Pure Python Data Mangling or Encrypting

Fri Jun 26 16:09:51 EDT 2015

On 06/26/2015 12:06 PM, Steven D'Aprano wrote:
> On Fri, 26 Jun 2015 11:01 am, Ian Kelly wrote:
>
>> You're making the same mistake that Steven did in misunderstanding the
>> threat model.
>
> I don't think I'm misunderstanding the threat, I think I'm pointing out a
> threat which the OP is hoping to just ignore.

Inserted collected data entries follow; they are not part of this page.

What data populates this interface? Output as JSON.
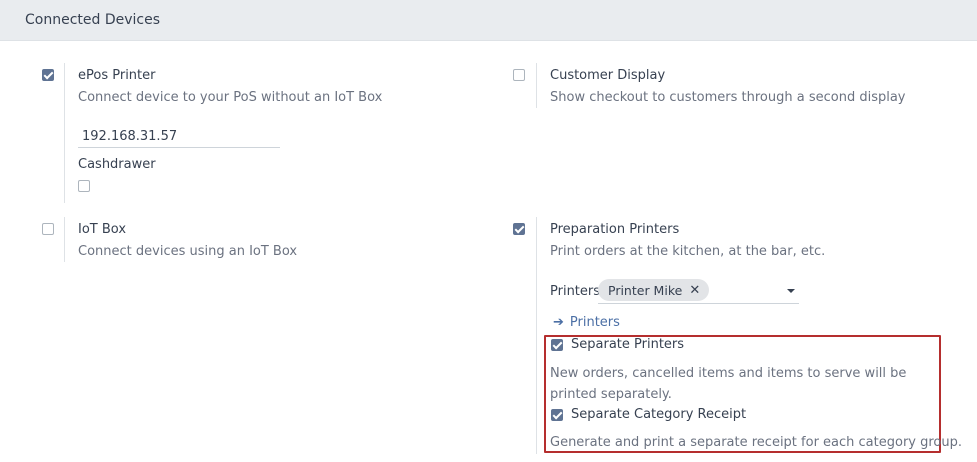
{
  "header": {
    "title": "Connected Devices"
  },
  "epos": {
    "checked": true,
    "title": "ePos Printer",
    "description": "Connect device to your PoS without an IoT Box",
    "ip_value": "192.168.31.57",
    "cashdrawer_label": "Cashdrawer",
    "cashdrawer_checked": false
  },
  "customer_display": {
    "checked": false,
    "title": "Customer Display",
    "description": "Show checkout to customers through a second display"
  },
  "iot_box": {
    "checked": false,
    "title": "IoT Box",
    "description": "Connect devices using an IoT Box"
  },
  "preparation_printers": {
    "checked": true,
    "title": "Preparation Printers",
    "description": "Print orders at the kitchen, at the bar, etc.",
    "printers_label": "Printers",
    "printer_tags": [
      "Printer Mike"
    ],
    "remove_symbol": "✕",
    "link_arrow": "➔",
    "link_label": "Printers",
    "separate_printers": {
      "checked": true,
      "label": "Separate Printers",
      "description": "New orders, cancelled items and items to serve will be printed separately."
    },
    "separate_category_receipt": {
      "checked": true,
      "label": "Separate Category Receipt",
      "description": "Generate and print a separate receipt for each category group."
    }
  },
  "colors": {
    "checkbox_checked": "#5f7393",
    "link": "#4b6fa5",
    "highlight_border": "#b52e2e",
    "header_bg": "#e9ecef"
  }
}
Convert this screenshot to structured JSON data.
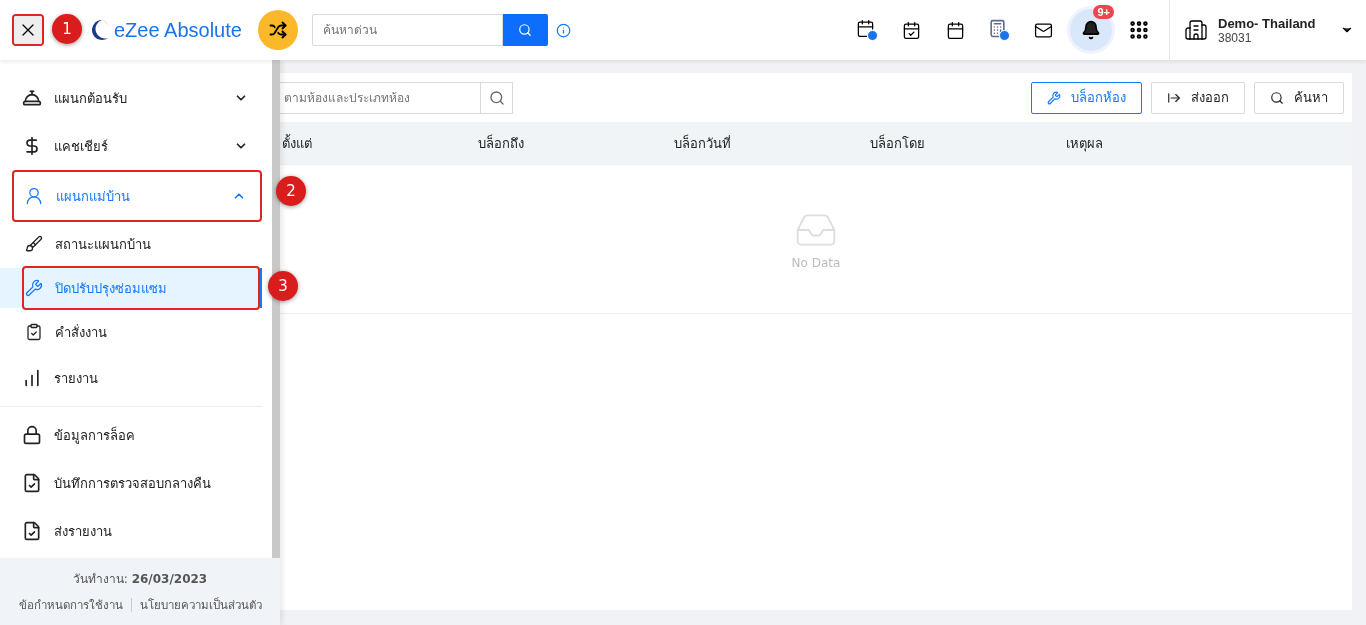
{
  "header": {
    "close_annotation": "1",
    "logo_text": "eZee Absolute",
    "search": {
      "placeholder": "ค้นหาด่วน"
    },
    "notification_badge": "9+",
    "property": {
      "name": "Demo- Thailand",
      "code": "38031"
    }
  },
  "sidebar": {
    "sections": [
      [
        {
          "label": "แผนกต้อนรับ",
          "kind": "group",
          "expanded": false,
          "selected": false
        },
        {
          "label": "แคชเชียร์",
          "kind": "group",
          "expanded": false,
          "selected": false
        },
        {
          "label": "แผนกแม่บ้าน",
          "kind": "group",
          "expanded": true,
          "selected": true,
          "annotation": "2",
          "children": [
            {
              "label": "สถานะแผนกบ้าน",
              "selected": false
            },
            {
              "label": "ปิดปรับปรุงซ่อมแซม",
              "selected": true,
              "annotation": "3"
            },
            {
              "label": "คำสั่งงาน",
              "selected": false
            }
          ]
        },
        {
          "label": "รายงาน",
          "kind": "link",
          "selected": false
        }
      ],
      [
        {
          "label": "ข้อมูลการล็อค",
          "kind": "link",
          "selected": false
        },
        {
          "label": "บันทึกการตรวจสอบกลางคืน",
          "kind": "link",
          "selected": false
        },
        {
          "label": "ส่งรายงาน",
          "kind": "link",
          "selected": false
        }
      ]
    ],
    "footer": {
      "work_date": "วันทำงาน: **26/03/2023**",
      "links": [
        "ข้อกำหนดการใช้งาน",
        "นโยบายความเป็นส่วนตัว"
      ]
    }
  },
  "content": {
    "search": {
      "placeholder": "ตามห้องและประเภทห้อง"
    },
    "buttons": [
      {
        "label": "บล็อกห้อง",
        "kind": "primary"
      },
      {
        "label": "ส่งออก",
        "kind": "export"
      },
      {
        "label": "ค้นหา",
        "kind": "search"
      }
    ],
    "table": {
      "columns": [
        "ตั้งแต่",
        "บล็อกถึง",
        "บล็อกวันที่",
        "บล็อกโดย",
        "เหตุผล"
      ],
      "empty_text": "No Data"
    }
  }
}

I'm not hoping to ignore anything.  I didn't explain the entire system, 
as it was not necessary to find a solution to the problem at hand.  But 
since you want to make negative assumptions about what I didn't tell 
you, I'll gladly address your accusations of negligence.

>
> In an earlier post, I suggested that the threat model should involve at
> least *three* different attacks, apart from the usual man-in-the-model
> attacks of data in transit.

All communication is secured using TLS and authentication handled by 
X.509 certificates.  This prevents man in the middle attacks. 
Certificates are signed by CAs I control.

>
> One is that the attacker is the person sending the data. E.g. I want to send
> a nasty payload (say, malware, or an offensive image). Another is that the
> attacker is the recipient of the file, who wants to read the sender's data.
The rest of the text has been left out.